Macklowe to pay former exec more than $3M

Mar.March 04, 2009 06:20 PM

Developer Harry Macklowe must pay his former top deputy $3.4 million plus interest from the sale of three buildings in the 1990s, a Manhattan judge ruled last week.

That decision in a decade-old case brought by Warren Cole, former president of Macklowe Properties, is not much of a triumph, however, because he sought millions more. Cole, who worked for Macklowe from 1988 to 1999, claimed in a lawsuit filed in 1999, months after he left the company, that his one-time boss owed him roughly $20 million for an alleged 10 percent interest in about 21 Macklowe properties. As part of the suit, Cole said a contract from 1998 laid out the $3.4 million he was owed as a bonus from the sale of the three buildings at 245 Seventh Avenue, 1412 Broadway and 3 East 54th Street, court records state.

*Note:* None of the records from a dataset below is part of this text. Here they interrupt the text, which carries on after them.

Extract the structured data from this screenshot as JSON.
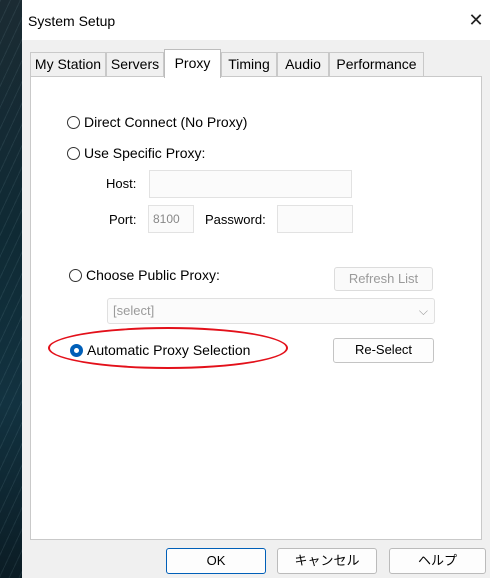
{
  "window": {
    "title": "System Setup"
  },
  "tabs": [
    {
      "label": "My Station",
      "active": false
    },
    {
      "label": "Servers",
      "active": false
    },
    {
      "label": "Proxy",
      "active": true
    },
    {
      "label": "Timing",
      "active": false
    },
    {
      "label": "Audio",
      "active": false
    },
    {
      "label": "Performance",
      "active": false
    }
  ],
  "proxy": {
    "direct": {
      "label": "Direct Connect (No Proxy)",
      "checked": false
    },
    "specific": {
      "label": "Use Specific Proxy:",
      "checked": false,
      "host_label": "Host:",
      "host_value": "",
      "port_label": "Port:",
      "port_value": "8100",
      "password_label": "Password:",
      "password_value": ""
    },
    "public": {
      "label": "Choose Public Proxy:",
      "checked": false,
      "refresh_label": "Refresh List",
      "select_value": "[select]"
    },
    "automatic": {
      "label": "Automatic Proxy Selection",
      "checked": true,
      "reselect_label": "Re-Select"
    }
  },
  "footer": {
    "ok_label": "OK",
    "cancel_label": "キャンセル",
    "help_label": "ヘルプ"
  },
  "colors": {
    "accent": "#005fb8",
    "annotation": "#e3101a"
  }
}
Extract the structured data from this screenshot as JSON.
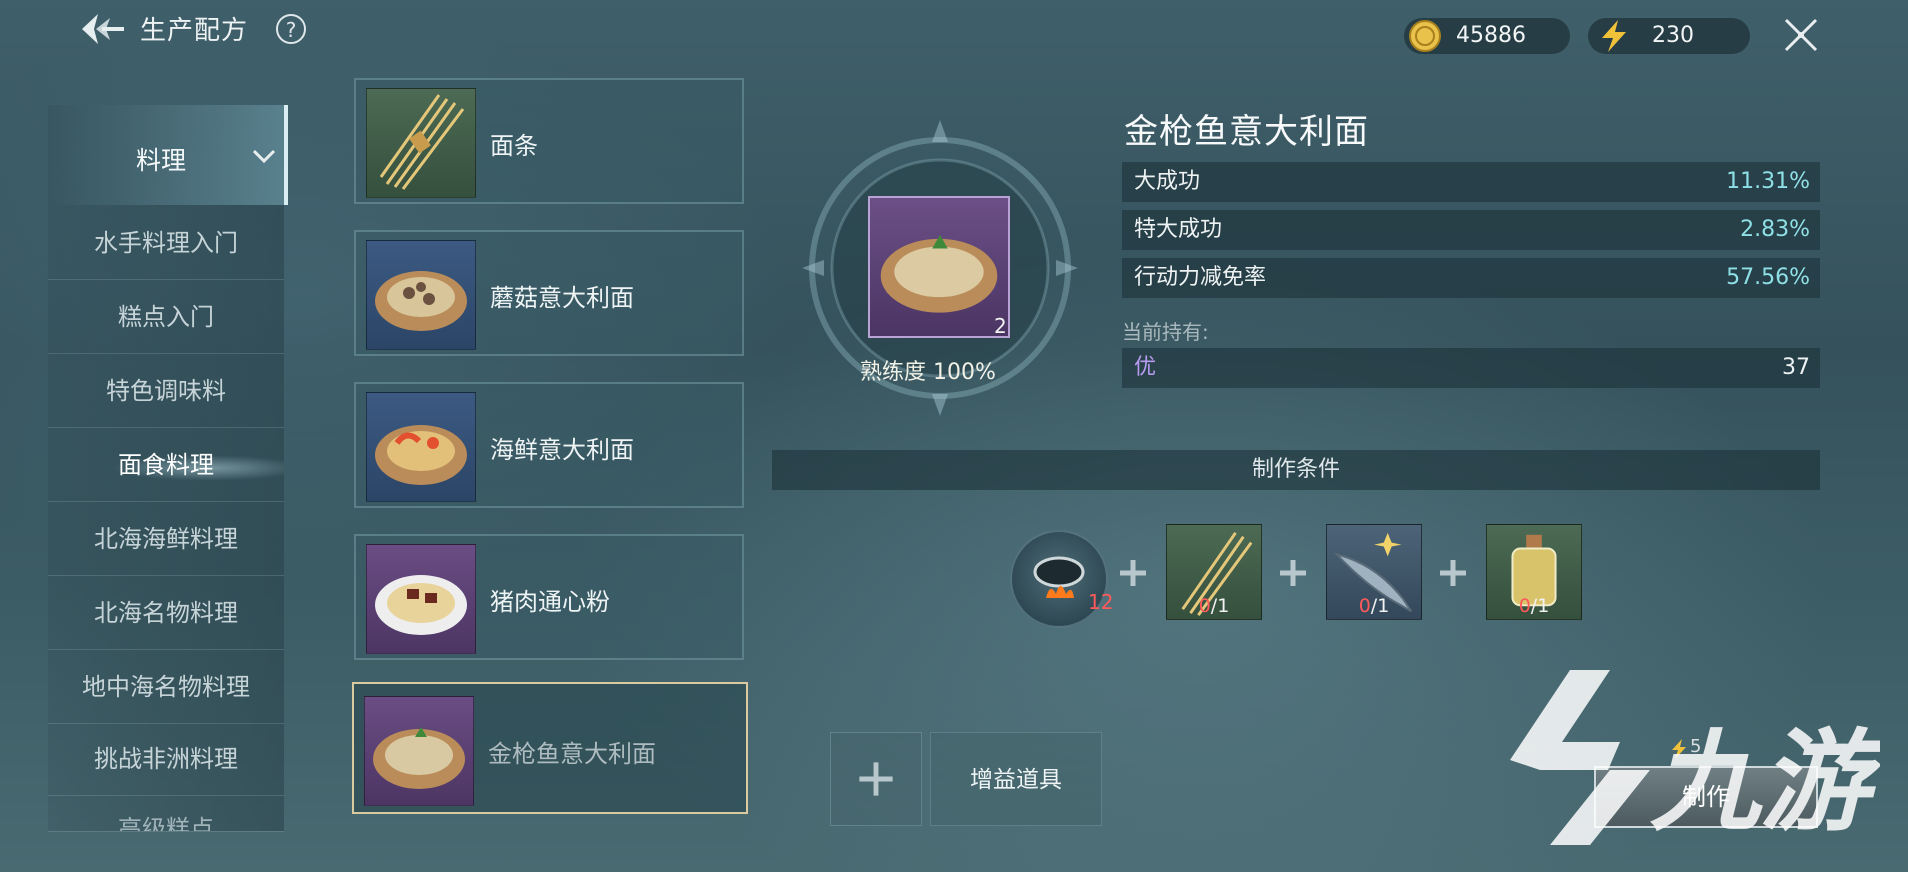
{
  "header": {
    "title": "生产配方",
    "help": "?",
    "gold": "45886",
    "energy": "230"
  },
  "categories": {
    "active": "料理",
    "items": [
      "水手料理入门",
      "糕点入门",
      "特色调味料",
      "面食料理",
      "北海海鲜料理",
      "北海名物料理",
      "地中海名物料理",
      "挑战非洲料理",
      "高级糕点"
    ],
    "selected_index": 3
  },
  "recipes": [
    {
      "name": "面条",
      "frame": "green"
    },
    {
      "name": "蘑菇意大利面",
      "frame": "blue"
    },
    {
      "name": "海鲜意大利面",
      "frame": "blue"
    },
    {
      "name": "猪肉通心粉",
      "frame": "purple"
    },
    {
      "name": "金枪鱼意大利面",
      "frame": "purple",
      "selected": true
    }
  ],
  "detail": {
    "name": "金枪鱼意大利面",
    "item_count": "2",
    "mastery": "熟练度 100%",
    "stats": [
      {
        "label": "大成功",
        "value": "11.31%"
      },
      {
        "label": "特大成功",
        "value": "2.83%"
      },
      {
        "label": "行动力减免率",
        "value": "57.56%"
      }
    ],
    "owned_label": "当前持有:",
    "owned": {
      "quality": "优",
      "count": "37"
    },
    "conditions_title": "制作条件",
    "stove_level": "12",
    "ingredients": [
      {
        "icon": "noodles-icon",
        "have": "0",
        "need": "/1"
      },
      {
        "icon": "tuna-icon",
        "have": "0",
        "need": "/1"
      },
      {
        "icon": "oil-bottle-icon",
        "have": "0",
        "need": "/1"
      }
    ]
  },
  "actions": {
    "boost": "增益道具",
    "make": "制作",
    "make_cost": "5"
  },
  "watermark": "九游",
  "colors": {
    "accent": "#8fe0e6",
    "warning": "#ff5a5a",
    "quality_purple": "#b79cf0"
  }
}
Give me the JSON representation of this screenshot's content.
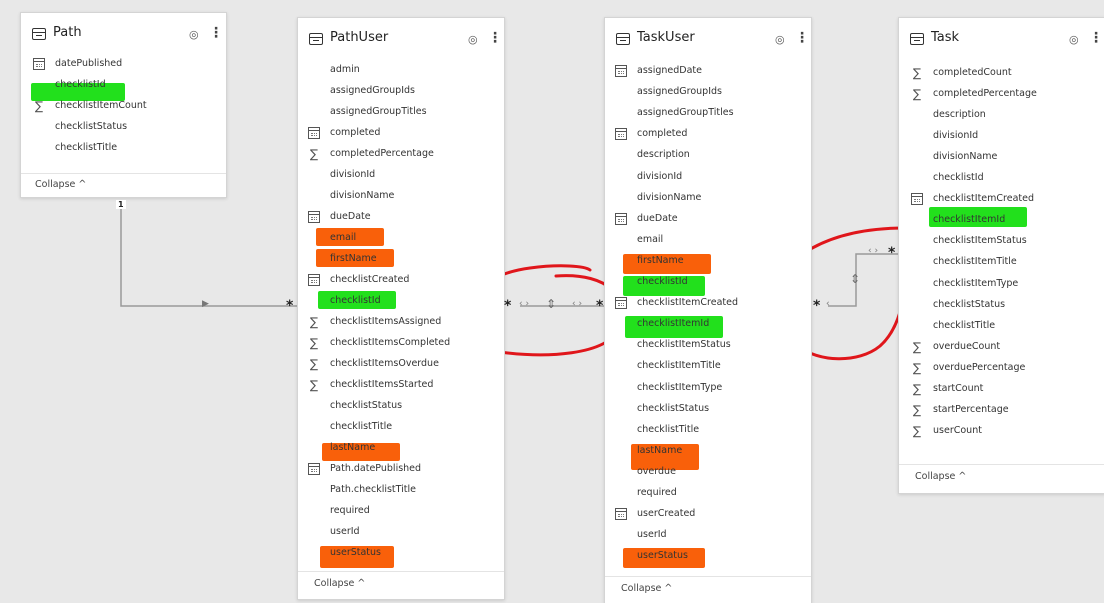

But Supreme Court Justice Marylin Diamond rejected Cole’s claim that he had a 10 percent interest in Macklowe’s properties in her February 24 interim decision, awarding him only the $3.4 million plus interest and money for damages.

Macklowe already agreed that he owed the $3.4 million, but the latest decision is the first court order stating that he must pay.

Despite the judgment, experts say Cole may have trouble actually getting the money from Macklowe, who is under tremendous financial pressure from purchases made at the top of the market, and who is battling Deutsche Bank for control of the Drake Hotel site on Park Avenue at 56th Street.

Macklowe spokesman Steve Solomon declined to comment. Cole’s attorney did not respond to a request for comment.

Real estate litigator Terrence Oved, who is not involved in the case, said the ruling would be disappointing for Cole.

“Despite the award in favor of Cole, the court’s decision is in effect a victory for Macklowe in that it discusses and then rejects all of the legal arguments propounded by Cole for a significantly larger award,” he said.

Cole may also find it hard to get paid once the litigation is finalized, “particularly in this economic climate and particularly against a defendant that may have numerous prior judgments,” Oved said.

The next court date is set for March 10, the court records indicate.